The burled wood of the dash makes one feel as if they are piloting a vintage cello.
The 2-liter turbo engine is eager and athletic, occasionally drawing a further boost from the dual electric motors. With the regenerative system set to the most aggressive of four settings, I seldom touched the brake.
The interior trimmings, meanwhile, put Tesla to shame. The seats, in particular, are sublime in cinnamon. The burled wood of the dash makes one feel as if they are piloting a vintage cello. It’s all a notch below Porsche’s new Panamera cockpit, but still pure luxury in the country-clubbiest sense of the word.
Those in the throes of Tesla fever won’t care, of course. Cadillac knows the CT6 hybrid isn’t a Tesla killer. It already tried that with its ELR coupe, a gorgeous wedge of metal that despite slashed prices turned only a couple of thousand heads in its short time in production.
Ironically, the Cadillac brand is arguably better positioned than any of its rivals to take the fight to Tesla. Brand owner GM has already sourced a battery that can crack the critical 200-mile mark for its Chevrolet Bolt and is ordering enough of them to make the financial engineering work.
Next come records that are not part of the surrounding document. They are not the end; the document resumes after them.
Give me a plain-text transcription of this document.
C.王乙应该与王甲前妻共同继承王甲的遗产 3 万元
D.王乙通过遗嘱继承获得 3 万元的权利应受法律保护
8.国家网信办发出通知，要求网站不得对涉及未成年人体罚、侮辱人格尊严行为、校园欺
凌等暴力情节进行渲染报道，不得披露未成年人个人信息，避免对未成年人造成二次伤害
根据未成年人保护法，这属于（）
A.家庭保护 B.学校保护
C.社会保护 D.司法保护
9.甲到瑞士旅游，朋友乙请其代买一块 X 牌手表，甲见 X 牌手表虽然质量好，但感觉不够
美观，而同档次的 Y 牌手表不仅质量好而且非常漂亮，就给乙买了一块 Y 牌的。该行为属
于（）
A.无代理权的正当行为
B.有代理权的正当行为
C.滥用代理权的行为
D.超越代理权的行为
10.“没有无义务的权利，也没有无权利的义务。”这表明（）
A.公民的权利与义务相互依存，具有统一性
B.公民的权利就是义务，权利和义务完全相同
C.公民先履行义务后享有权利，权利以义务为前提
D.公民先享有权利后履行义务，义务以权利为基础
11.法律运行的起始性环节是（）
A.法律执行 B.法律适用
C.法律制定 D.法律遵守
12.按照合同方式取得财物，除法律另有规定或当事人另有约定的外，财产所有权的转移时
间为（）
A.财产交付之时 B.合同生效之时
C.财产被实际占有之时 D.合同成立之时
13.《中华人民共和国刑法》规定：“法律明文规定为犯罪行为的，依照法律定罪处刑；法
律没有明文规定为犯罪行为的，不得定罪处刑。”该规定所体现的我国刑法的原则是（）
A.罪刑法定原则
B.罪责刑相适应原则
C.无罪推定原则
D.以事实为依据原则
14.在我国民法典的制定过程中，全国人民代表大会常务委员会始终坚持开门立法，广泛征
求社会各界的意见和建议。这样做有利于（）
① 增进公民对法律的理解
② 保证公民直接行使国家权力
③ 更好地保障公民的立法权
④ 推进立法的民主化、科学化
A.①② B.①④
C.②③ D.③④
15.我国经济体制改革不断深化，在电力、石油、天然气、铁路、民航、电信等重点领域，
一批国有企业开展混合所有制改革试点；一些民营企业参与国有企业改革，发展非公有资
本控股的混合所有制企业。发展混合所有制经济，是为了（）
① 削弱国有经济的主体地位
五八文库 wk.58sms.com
Cadillac says it’s far more focused on shape than sustainability—specifically SUV shapes. Its new XT5 quickly became its best-seller and it has three more crossovers in the works.
The flop of the ELR, though, still stings. There was nothing particularly wrong with the car; it just wasn’t quite a Tesla and it wasn’t quite a Cadillac (much of the guts came from the Chevy Volt). The marque will be not making that mistake this time around. The CT6 plug-in is a Cadillac first and foremost, with the electric motors just an intricate and expensive option. The hybrid costs $75,095 and compares in features to the second-highest trim of the standard CT6, which is about $6,000 less.
“As a premium luxury brand, showing that we can do this stuff sends an important message to consumers,” Kutcher explained. In short, Cadillac made a big, beautiful, plug-in sedan because it can.
That sounds like something Elon would do.